Periodic Reporting for period 1 - NOVIRUSES2BRAIN (''One size fits all'' unique drug to eradicate multiple viral species simultaneously from the central nervous system of co-infected individuals)
Reporting period: 2019-09-01 to 2020-11-30
Although co-infections with Aedes-borne viruses, such as the above mentioned Zika, Dengue and Chikungunya viruses, are likely because several viral species may coexist in the same mosquito, the classical drug development strategies completely overlook the reality of co-infection for these viruses. Moreover, additional co-infections with HIV, SARS-CoV-2 and measles virus, using other routes of infection, are also possible. A drug able to target a very large spectrum of viral species, simultaneously, is urgently needed. Importantly, this drug must be able to traverse the blood-brain barrier and reach the viruses accumulated in the brain.
NOVIRUSES2BRAIN aims to develop drug leads that are both efficacious and able to cross the blood-placental and blood-brain barriers so that Zika, Dengue, Chikungunya and other viruses, such as the recently discovered SARS-CoV-2, can be targeted across barriers, including during pregnancy.
We have been designing and synthetizing an initial pool of molecules able to translocate the blood-placental and blood-brain barriers and to have antiviral activity.
To evaluate the ability of the conjugates to cross the blood-brain barrier as well as their impact in the integrity of the blood-brain barrier (blood-brain barrier’s quality of maintaining its perfect condition), the conjugates were tested in in vitro blood-brain barrier models using mouse and human brain cell lines. Some of the molecules have traversed efficiently the blood-brain barrier models without affecting their integrity. In addition, the antiviral efficacy of the conjugates was evaluated against Dengue virus (DENV), Zika virus (ZIKV), HIV and SARS-CoV-2 viruses. The activity of the conjugates was evaluated by determining their half maximal inhibitory concentration (IC50) or the 90% of the maximum inhibitory concentration (IC90) of DENV, ZIKV, HIV and SARS-CoV-2 viruses infection using cell lines.
Finally, the toxicity of the conjugates was studied in different cell lines in order to estimate the appropriate dose ranges to be used in the tests of antiviral efficiency in vivo. The cytotoxicity of the conjugates in brain, neuronal, lung, kidney and liver cells lines was evaluated using viability assays. The concentration of the conjugates required to reduce cell viability by 50% (CC50) was calculated and taken into consideration to select the conjugates to be used in the following tasks.
To evaluate the penetration of the conjugates in brain, in vivo preliminary pharmacokinetic studies in mouse models were implemented. The analysis of their toxicity and biodistribution (blood, heart, cerebrospinal fluid, liver, kidney, and brain) over time was carried out.

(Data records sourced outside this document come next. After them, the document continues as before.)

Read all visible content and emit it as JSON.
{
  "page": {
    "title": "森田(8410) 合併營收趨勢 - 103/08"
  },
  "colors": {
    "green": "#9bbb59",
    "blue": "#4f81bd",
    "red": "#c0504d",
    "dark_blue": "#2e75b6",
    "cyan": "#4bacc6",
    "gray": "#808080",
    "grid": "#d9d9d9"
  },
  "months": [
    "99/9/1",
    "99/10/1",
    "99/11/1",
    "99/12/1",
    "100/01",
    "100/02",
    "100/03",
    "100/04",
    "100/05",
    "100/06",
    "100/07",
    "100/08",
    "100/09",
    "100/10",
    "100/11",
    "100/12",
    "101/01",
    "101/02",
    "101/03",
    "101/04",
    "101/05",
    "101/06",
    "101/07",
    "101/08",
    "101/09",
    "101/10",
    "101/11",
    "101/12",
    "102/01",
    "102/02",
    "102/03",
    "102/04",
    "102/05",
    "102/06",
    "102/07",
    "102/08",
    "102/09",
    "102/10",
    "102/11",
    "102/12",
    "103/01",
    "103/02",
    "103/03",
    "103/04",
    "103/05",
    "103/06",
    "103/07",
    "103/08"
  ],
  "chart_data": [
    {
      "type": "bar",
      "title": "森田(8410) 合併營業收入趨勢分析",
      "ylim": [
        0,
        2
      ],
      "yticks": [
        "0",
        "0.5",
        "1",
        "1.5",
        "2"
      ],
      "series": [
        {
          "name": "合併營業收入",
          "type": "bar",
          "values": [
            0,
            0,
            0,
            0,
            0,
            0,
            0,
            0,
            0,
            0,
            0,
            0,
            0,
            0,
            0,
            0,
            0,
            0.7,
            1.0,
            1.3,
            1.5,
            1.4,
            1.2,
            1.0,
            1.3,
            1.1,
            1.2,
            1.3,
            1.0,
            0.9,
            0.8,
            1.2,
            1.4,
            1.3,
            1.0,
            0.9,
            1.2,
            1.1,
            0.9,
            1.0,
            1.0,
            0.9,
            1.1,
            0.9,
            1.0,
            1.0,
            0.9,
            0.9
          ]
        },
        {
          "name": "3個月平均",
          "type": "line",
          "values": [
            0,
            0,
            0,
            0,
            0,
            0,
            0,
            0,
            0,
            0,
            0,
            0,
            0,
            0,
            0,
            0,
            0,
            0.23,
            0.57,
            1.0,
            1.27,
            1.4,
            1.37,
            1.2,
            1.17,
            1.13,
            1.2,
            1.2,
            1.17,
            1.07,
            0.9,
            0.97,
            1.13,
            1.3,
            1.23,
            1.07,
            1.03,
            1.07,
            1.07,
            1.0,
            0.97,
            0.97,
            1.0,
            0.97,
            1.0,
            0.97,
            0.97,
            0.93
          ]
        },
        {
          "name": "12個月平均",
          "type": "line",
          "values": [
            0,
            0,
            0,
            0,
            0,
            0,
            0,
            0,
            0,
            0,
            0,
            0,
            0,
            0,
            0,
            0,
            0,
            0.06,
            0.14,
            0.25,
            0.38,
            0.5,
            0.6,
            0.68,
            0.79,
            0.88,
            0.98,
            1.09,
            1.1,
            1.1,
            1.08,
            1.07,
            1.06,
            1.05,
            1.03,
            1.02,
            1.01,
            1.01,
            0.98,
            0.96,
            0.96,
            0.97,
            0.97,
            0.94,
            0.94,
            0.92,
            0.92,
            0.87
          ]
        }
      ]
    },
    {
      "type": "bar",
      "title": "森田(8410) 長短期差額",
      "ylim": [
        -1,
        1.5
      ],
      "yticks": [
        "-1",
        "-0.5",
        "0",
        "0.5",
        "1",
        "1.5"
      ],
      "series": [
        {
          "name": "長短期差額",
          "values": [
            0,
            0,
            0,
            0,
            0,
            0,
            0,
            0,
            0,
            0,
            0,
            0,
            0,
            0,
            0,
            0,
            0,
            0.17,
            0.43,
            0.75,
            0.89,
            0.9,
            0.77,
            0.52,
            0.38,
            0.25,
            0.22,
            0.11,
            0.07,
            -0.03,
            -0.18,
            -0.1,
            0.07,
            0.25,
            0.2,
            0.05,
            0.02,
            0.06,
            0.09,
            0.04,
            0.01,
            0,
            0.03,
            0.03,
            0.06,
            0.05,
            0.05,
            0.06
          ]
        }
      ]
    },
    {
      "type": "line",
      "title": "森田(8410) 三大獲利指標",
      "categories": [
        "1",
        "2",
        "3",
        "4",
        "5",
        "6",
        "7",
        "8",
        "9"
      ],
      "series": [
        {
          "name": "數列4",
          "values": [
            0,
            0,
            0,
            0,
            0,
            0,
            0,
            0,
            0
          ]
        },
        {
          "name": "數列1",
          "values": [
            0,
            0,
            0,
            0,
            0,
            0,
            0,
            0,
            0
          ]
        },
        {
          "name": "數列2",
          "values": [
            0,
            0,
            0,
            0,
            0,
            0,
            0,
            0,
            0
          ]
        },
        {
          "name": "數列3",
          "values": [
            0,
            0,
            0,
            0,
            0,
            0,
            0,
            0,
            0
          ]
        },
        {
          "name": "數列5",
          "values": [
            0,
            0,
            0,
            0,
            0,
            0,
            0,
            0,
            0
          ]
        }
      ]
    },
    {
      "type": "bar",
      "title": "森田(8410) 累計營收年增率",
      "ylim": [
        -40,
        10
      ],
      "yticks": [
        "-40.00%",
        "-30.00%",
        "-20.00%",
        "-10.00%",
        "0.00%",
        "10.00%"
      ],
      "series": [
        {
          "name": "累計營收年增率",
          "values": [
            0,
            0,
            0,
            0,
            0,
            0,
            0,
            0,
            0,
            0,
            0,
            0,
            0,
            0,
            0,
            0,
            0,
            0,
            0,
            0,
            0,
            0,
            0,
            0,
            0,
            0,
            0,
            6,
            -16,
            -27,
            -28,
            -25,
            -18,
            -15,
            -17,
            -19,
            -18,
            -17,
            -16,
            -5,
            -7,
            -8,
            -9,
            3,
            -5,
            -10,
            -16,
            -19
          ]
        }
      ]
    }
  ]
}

In the past, we identified molecules with antiviral activity and others molecules with proven capability of crossing biological barriers such as the blood-brain barrier. In tune with this, NOVIRUSES2BRAIN aims to develop a totally innovative chemotherapeutic strategy combining these two types of molecules.

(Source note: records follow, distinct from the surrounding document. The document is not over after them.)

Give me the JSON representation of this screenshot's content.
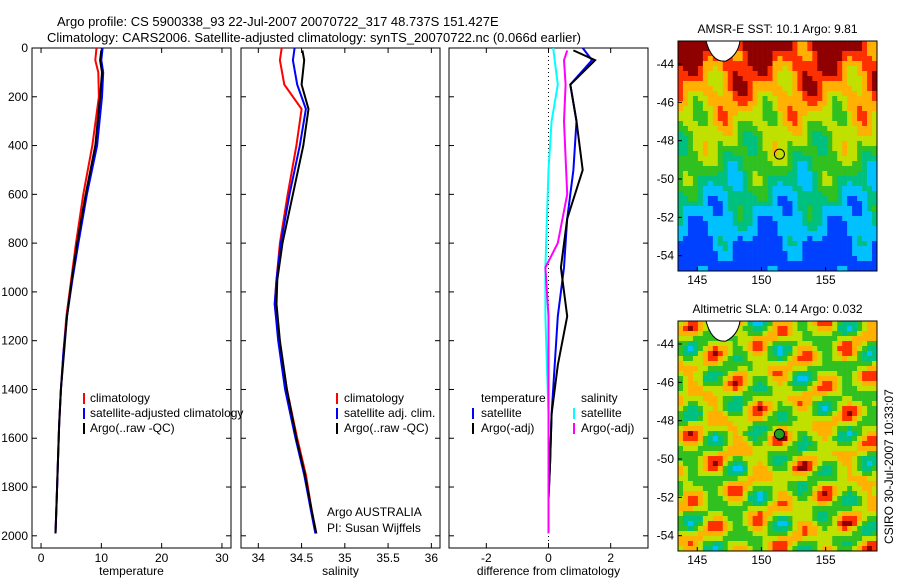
{
  "header": {
    "line1": "Argo profile: CS 5900338_93 22-Jul-2007 20070722_317 48.737S 151.427E",
    "line2": "Climatology: CARS2006. Satellite-adjusted climatology: synTS_20070722.nc (0.066d earlier)"
  },
  "side_label": "CSIRO 30-Jul-2007 10:33:07",
  "colors": {
    "climatology": "#ff0000",
    "satellite": "#0000ff",
    "argo": "#000000",
    "temp_raw": "#ff00ff",
    "sal_raw": "#ff00ff",
    "sat_sal": "#00ffff"
  },
  "chart_data": [
    {
      "type": "line",
      "name": "temperature",
      "xlabel": "temperature",
      "ylabel": "",
      "xlim": [
        -1.5,
        31.5
      ],
      "ylim": [
        0,
        2050
      ],
      "xticks": [
        "0",
        "10",
        "20",
        "30"
      ],
      "xtick_values": [
        0,
        10,
        20,
        30
      ],
      "yticks": [
        "0",
        "200",
        "400",
        "600",
        "800",
        "1000",
        "1200",
        "1400",
        "1600",
        "1800",
        "2000"
      ],
      "ytick_values": [
        0,
        200,
        400,
        600,
        800,
        1000,
        1200,
        1400,
        1600,
        1800,
        2000
      ],
      "series": [
        {
          "name": "climatology",
          "color": "#ff0000",
          "x": [
            9.2,
            9.0,
            9.5,
            9.6,
            8.5,
            7.0,
            5.8,
            5.0,
            4.2,
            3.7,
            3.3,
            3.0,
            2.8,
            2.6,
            2.4
          ],
          "y": [
            0,
            50,
            100,
            200,
            400,
            600,
            800,
            950,
            1100,
            1250,
            1400,
            1550,
            1700,
            1850,
            1990
          ]
        },
        {
          "name": "satellite-adjusted climatology",
          "color": "#0000ff",
          "x": [
            10.2,
            10.0,
            10.3,
            10.1,
            9.3,
            7.6,
            6.2,
            5.2,
            4.3,
            3.7,
            3.3,
            3.0,
            2.8,
            2.6,
            2.4
          ],
          "y": [
            0,
            50,
            100,
            200,
            400,
            600,
            800,
            950,
            1100,
            1250,
            1400,
            1550,
            1700,
            1850,
            1990
          ]
        },
        {
          "name": "Argo(..raw -QC)",
          "color": "#000000",
          "x": [
            10.0,
            9.8,
            10.1,
            9.8,
            9.0,
            7.4,
            6.0,
            5.1,
            4.3,
            3.8,
            3.3,
            3.0,
            2.8,
            2.6,
            2.4
          ],
          "y": [
            10,
            50,
            100,
            200,
            400,
            600,
            800,
            950,
            1100,
            1250,
            1400,
            1550,
            1700,
            1850,
            1990
          ]
        }
      ],
      "legend": [
        "climatology",
        "satellite-adjusted climatology",
        "Argo(..raw -QC)"
      ]
    },
    {
      "type": "line",
      "name": "salinity",
      "xlabel": "salinity",
      "xlim": [
        33.8,
        36.1
      ],
      "ylim": [
        0,
        2050
      ],
      "xticks": [
        "34",
        "34.5",
        "35",
        "35.5",
        "36"
      ],
      "xtick_values": [
        34,
        34.5,
        35,
        35.5,
        36
      ],
      "series": [
        {
          "name": "climatology",
          "color": "#ff0000",
          "x": [
            34.27,
            34.25,
            34.3,
            34.5,
            34.44,
            34.34,
            34.25,
            34.21,
            34.19,
            34.24,
            34.33,
            34.45,
            34.55,
            34.62,
            34.67
          ],
          "y": [
            0,
            50,
            150,
            250,
            400,
            600,
            800,
            950,
            1050,
            1200,
            1400,
            1600,
            1750,
            1900,
            1990
          ]
        },
        {
          "name": "satellite adj. clim.",
          "color": "#0000ff",
          "x": [
            34.42,
            34.4,
            34.45,
            34.55,
            34.48,
            34.36,
            34.26,
            34.21,
            34.19,
            34.23,
            34.31,
            34.43,
            34.53,
            34.61,
            34.66
          ],
          "y": [
            0,
            50,
            150,
            250,
            400,
            600,
            800,
            950,
            1050,
            1200,
            1400,
            1600,
            1750,
            1900,
            1990
          ]
        },
        {
          "name": "Argo(..raw -QC)",
          "color": "#000000",
          "x": [
            34.51,
            34.53,
            34.5,
            34.58,
            34.52,
            34.4,
            34.28,
            34.22,
            34.21,
            34.25,
            34.33,
            34.44,
            34.54,
            34.62,
            34.67
          ],
          "y": [
            10,
            50,
            150,
            250,
            400,
            600,
            800,
            950,
            1050,
            1200,
            1400,
            1600,
            1750,
            1900,
            1990
          ]
        }
      ],
      "legend": [
        "climatology",
        "satellite adj. clim.",
        "Argo(..raw -QC)"
      ],
      "annotation": [
        "Argo AUSTRALIA",
        "PI: Susan Wijffels"
      ]
    },
    {
      "type": "line",
      "name": "difference",
      "xlabel": "difference from climatology",
      "xlim": [
        -3.2,
        3.2
      ],
      "ylim": [
        0,
        2050
      ],
      "xticks": [
        "-2",
        "0",
        "2"
      ],
      "xtick_values": [
        -2,
        0,
        2
      ],
      "series": [
        {
          "name": "temperature satellite",
          "color": "#0000ff",
          "x": [
            1.1,
            1.4,
            0.7,
            0.9,
            0.8,
            0.6,
            0.5,
            0.3,
            0.2,
            0.1,
            0.05,
            0.0,
            0.0
          ],
          "y": [
            0,
            50,
            150,
            300,
            500,
            700,
            900,
            1100,
            1300,
            1500,
            1700,
            1850,
            1990
          ]
        },
        {
          "name": "temperature Argo(-adj)",
          "color": "#000000",
          "x": [
            0.8,
            1.5,
            0.7,
            0.9,
            1.1,
            0.6,
            0.4,
            0.6,
            0.3,
            0.1,
            0.05,
            0.0,
            0.0
          ],
          "y": [
            10,
            50,
            150,
            300,
            500,
            700,
            900,
            1100,
            1300,
            1500,
            1700,
            1850,
            1990
          ]
        },
        {
          "name": "salinity satellite",
          "color": "#00ffff",
          "x": [
            0.15,
            0.2,
            0.3,
            0.1,
            0.0,
            -0.05,
            -0.1,
            -0.1,
            -0.05,
            0.0,
            0.0,
            0.0
          ],
          "y": [
            0,
            50,
            150,
            300,
            500,
            700,
            900,
            1100,
            1300,
            1500,
            1700,
            1990
          ]
        },
        {
          "name": "salinity Argo(-adj)",
          "color": "#ff00ff",
          "x": [
            0.6,
            0.5,
            0.55,
            0.5,
            0.6,
            0.3,
            -0.1,
            0.0,
            0.0,
            0.0,
            0.0
          ],
          "y": [
            10,
            50,
            150,
            300,
            600,
            800,
            900,
            1100,
            1400,
            1700,
            1990
          ]
        }
      ],
      "legend_headers": [
        "temperature",
        "salinity"
      ],
      "legend_left": [
        "satellite",
        "Argo(-adj)"
      ],
      "legend_right": [
        "satellite",
        "Argo(-adj)"
      ]
    }
  ],
  "maps": [
    {
      "name": "sst-map",
      "title": "AMSR-E SST: 10.1  Argo: 9.81",
      "xticks": [
        "145",
        "150",
        "155"
      ],
      "yticks": [
        "-44",
        "-46",
        "-48",
        "-50",
        "-52",
        "-54"
      ],
      "lon_range": [
        143.5,
        159
      ],
      "lat_range": [
        -54.8,
        -42.8
      ],
      "marker_lon": 151.4,
      "marker_lat": -48.7,
      "marker": "open-circle"
    },
    {
      "name": "sla-map",
      "title": "Altimetric SLA: 0.14  Argo: 0.032",
      "xticks": [
        "145",
        "150",
        "155"
      ],
      "yticks": [
        "-44",
        "-46",
        "-48",
        "-50",
        "-52",
        "-54"
      ],
      "lon_range": [
        143.5,
        159
      ],
      "lat_range": [
        -54.8,
        -42.8
      ],
      "marker_lon": 151.4,
      "marker_lat": -48.7,
      "marker": "filled-circle"
    }
  ]
}
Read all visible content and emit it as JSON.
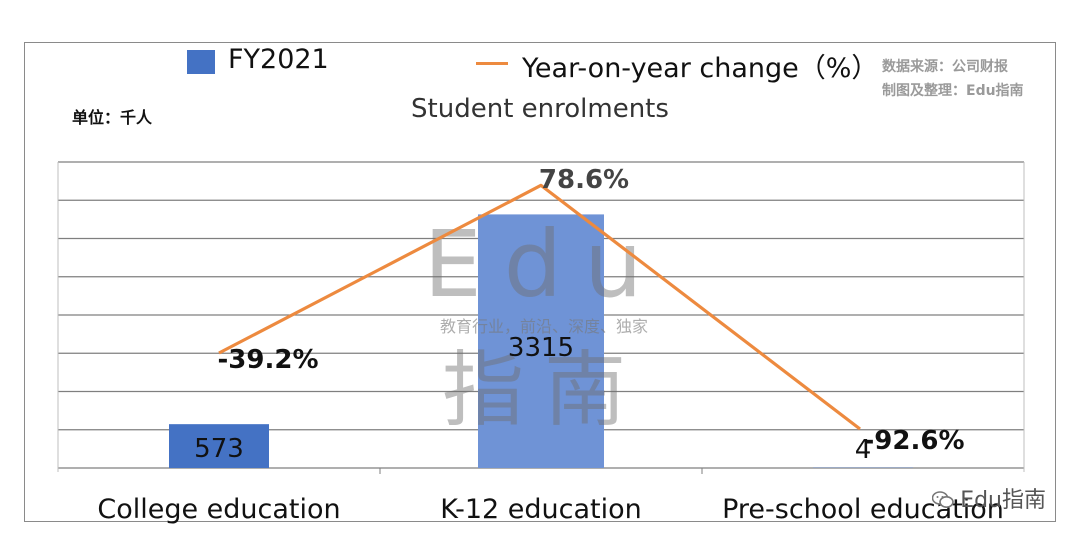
{
  "legend": {
    "bar_label": "FY2021",
    "line_label": "Year-on-year change（%）"
  },
  "source": {
    "line1": "数据来源：公司财报",
    "line2": "制图及整理：Edu指南"
  },
  "unit_label": "单位：千人",
  "watermark": {
    "big": "Edu",
    "tagline": "教育行业，前沿、深度、独家",
    "cn": "指南"
  },
  "footer": "Edu指南",
  "colors": {
    "bar": "#4472C4",
    "bar_highlight": "#6F93D6",
    "line": "#ED8A3F",
    "grid": "#7f7f7f"
  },
  "chart_data": {
    "type": "bar",
    "title": "Student enrolments",
    "categories": [
      "College education",
      "K-12 education",
      "Pre-school education"
    ],
    "series": [
      {
        "name": "FY2021",
        "values": [
          573,
          3315,
          4
        ],
        "value_labels": [
          "573",
          "3315",
          "4"
        ]
      },
      {
        "name": "Year-on-year change（%）",
        "type": "line",
        "values": [
          -39.2,
          78.6,
          -92.6
        ],
        "value_labels": [
          "-39.2%",
          "78.6%",
          "-92.6%"
        ]
      }
    ],
    "ylim": [
      0,
      4000
    ],
    "grid": true,
    "legend_position": "top"
  }
}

Until now, we were able to develop an initial pool of conjugated molecules, some of which are able to cross biological barriers and maintain antiviral activity while having low cytotoxicity in brain, lung, kidney and liver cells lines. Moreover, we implemented in vivo assays to investigate conjugates’ brain uptake, organ distribution and toxicity.
The next steps will be to select the best performing conjugates, which will be used in the tasks involving in vivo work and animal models. In the end of the project, we expect to have identified conjugates with therapeutic potential that can be translated to industry.

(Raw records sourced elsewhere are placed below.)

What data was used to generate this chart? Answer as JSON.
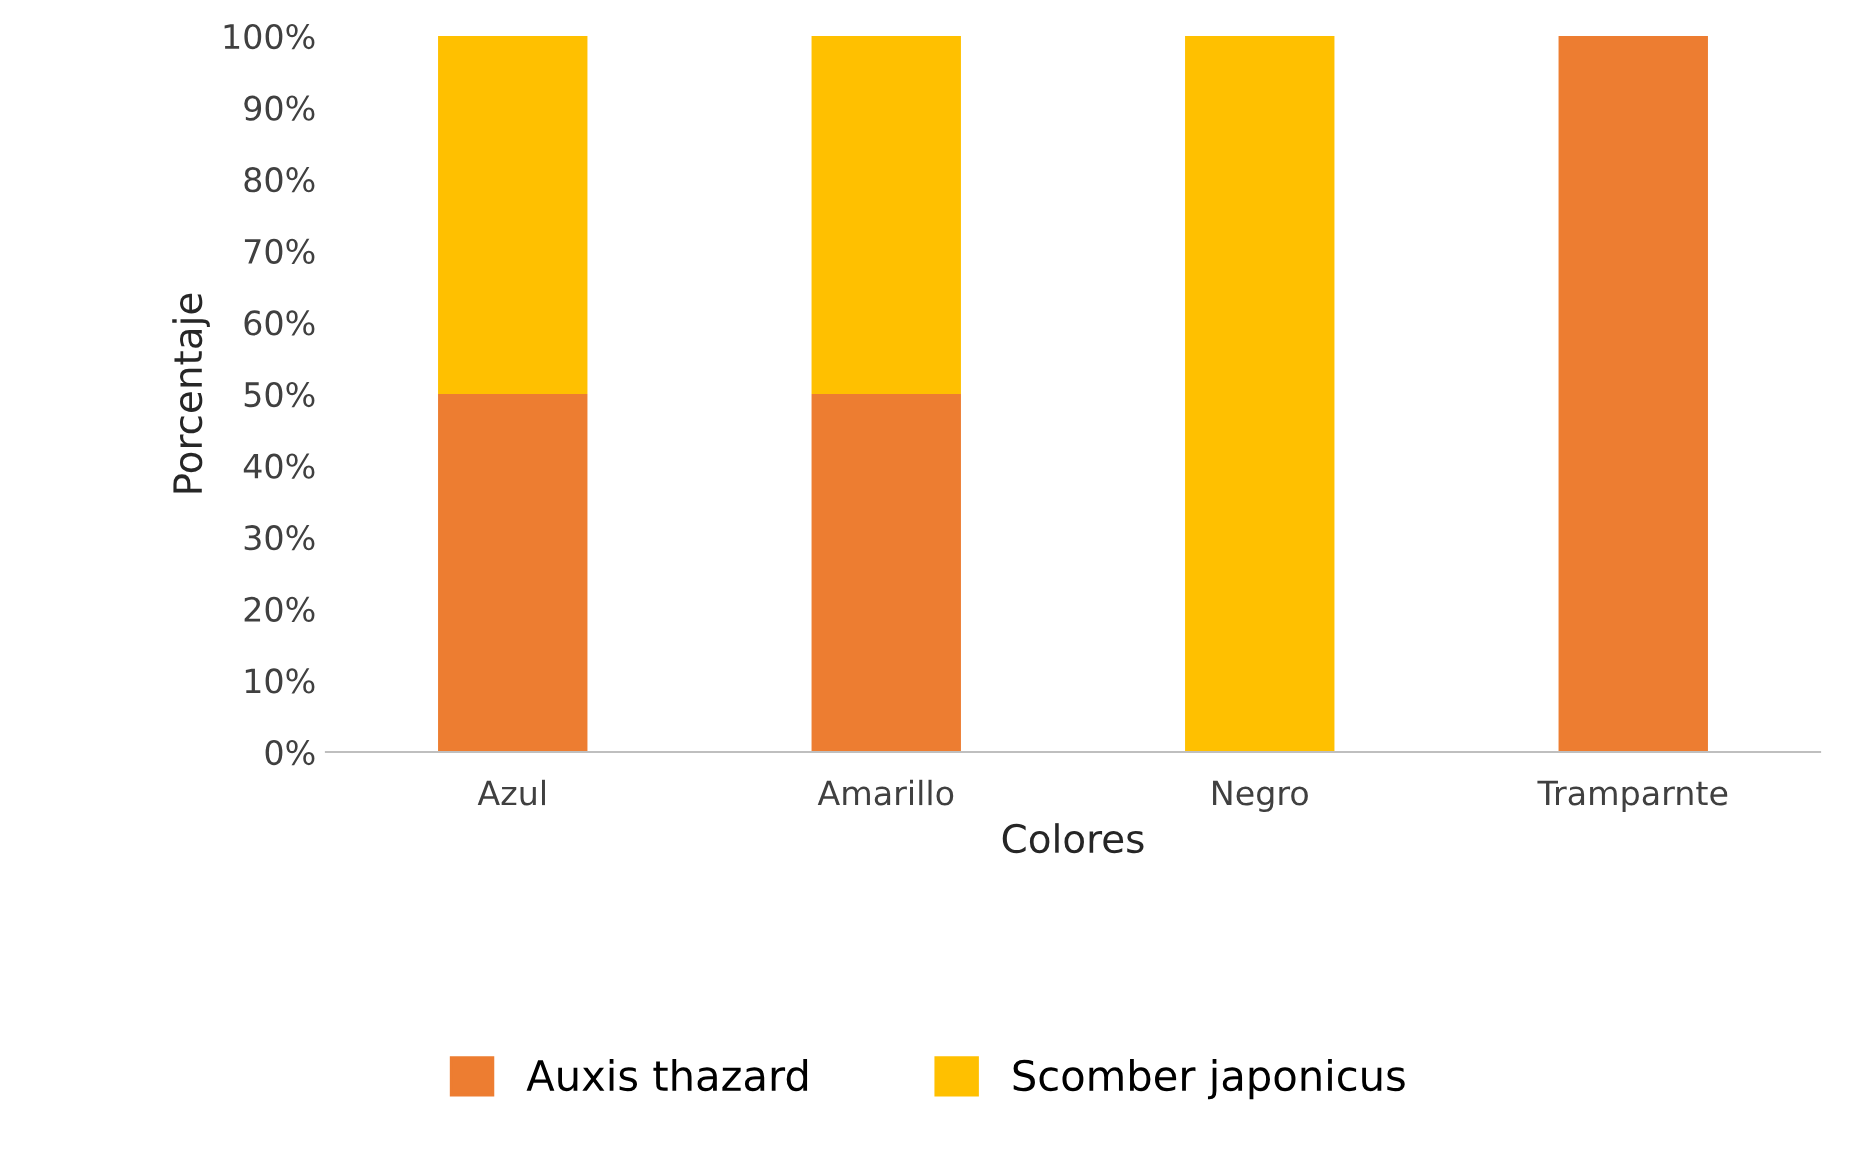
{
  "chart_data": {
    "type": "bar",
    "stacked": true,
    "xlabel": "Colores",
    "ylabel": "Porcentaje",
    "categories": [
      "Azul",
      "Amarillo",
      "Negro",
      "Tramparnte"
    ],
    "series": [
      {
        "name": "Auxis thazard",
        "color": "#ed7d31",
        "values": [
          50,
          50,
          0,
          100
        ]
      },
      {
        "name": "Scomber japonicus",
        "color": "#ffc000",
        "values": [
          50,
          50,
          100,
          0
        ]
      }
    ],
    "ylim": [
      0,
      100
    ],
    "yticks": [
      {
        "value": 0,
        "label": "0%"
      },
      {
        "value": 10,
        "label": "10%"
      },
      {
        "value": 20,
        "label": "20%"
      },
      {
        "value": 30,
        "label": "30%"
      },
      {
        "value": 40,
        "label": "40%"
      },
      {
        "value": 50,
        "label": "50%"
      },
      {
        "value": 60,
        "label": "60%"
      },
      {
        "value": 70,
        "label": "70%"
      },
      {
        "value": 80,
        "label": "80%"
      },
      {
        "value": 90,
        "label": "90%"
      },
      {
        "value": 100,
        "label": "100%"
      }
    ],
    "grid": false,
    "legend": "bottom"
  }
}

This project will have a huge impact because: (i) New drug leads against viruses that reach the brain will be generated and no alternatives exist for chemotherapy, which will create the benefit of patients and economy; (ii) The drug leads to be generated will be used in cases of co-infection with different mosquito-borne diseases, which is deemed important due to the expansion of Aedes mosquito populations in several continents, including Europe and North America; (iii) Europe will reinforce its capacity to generate, screen, and develop antiviral drugs. Given the structural similarity between these viruses and SARS-CoV-2, this virus is also being addressed, constituting in itself a fourth high gain goal of the project.
These drug leads might awaken the interest of the pharma industry and be translated into effective broad-spectrum antivirals. The impact of such results on improved health and social well-being will be remarkable. The risk/gain balance is highly positive as the gain for science, society, and economy is immense.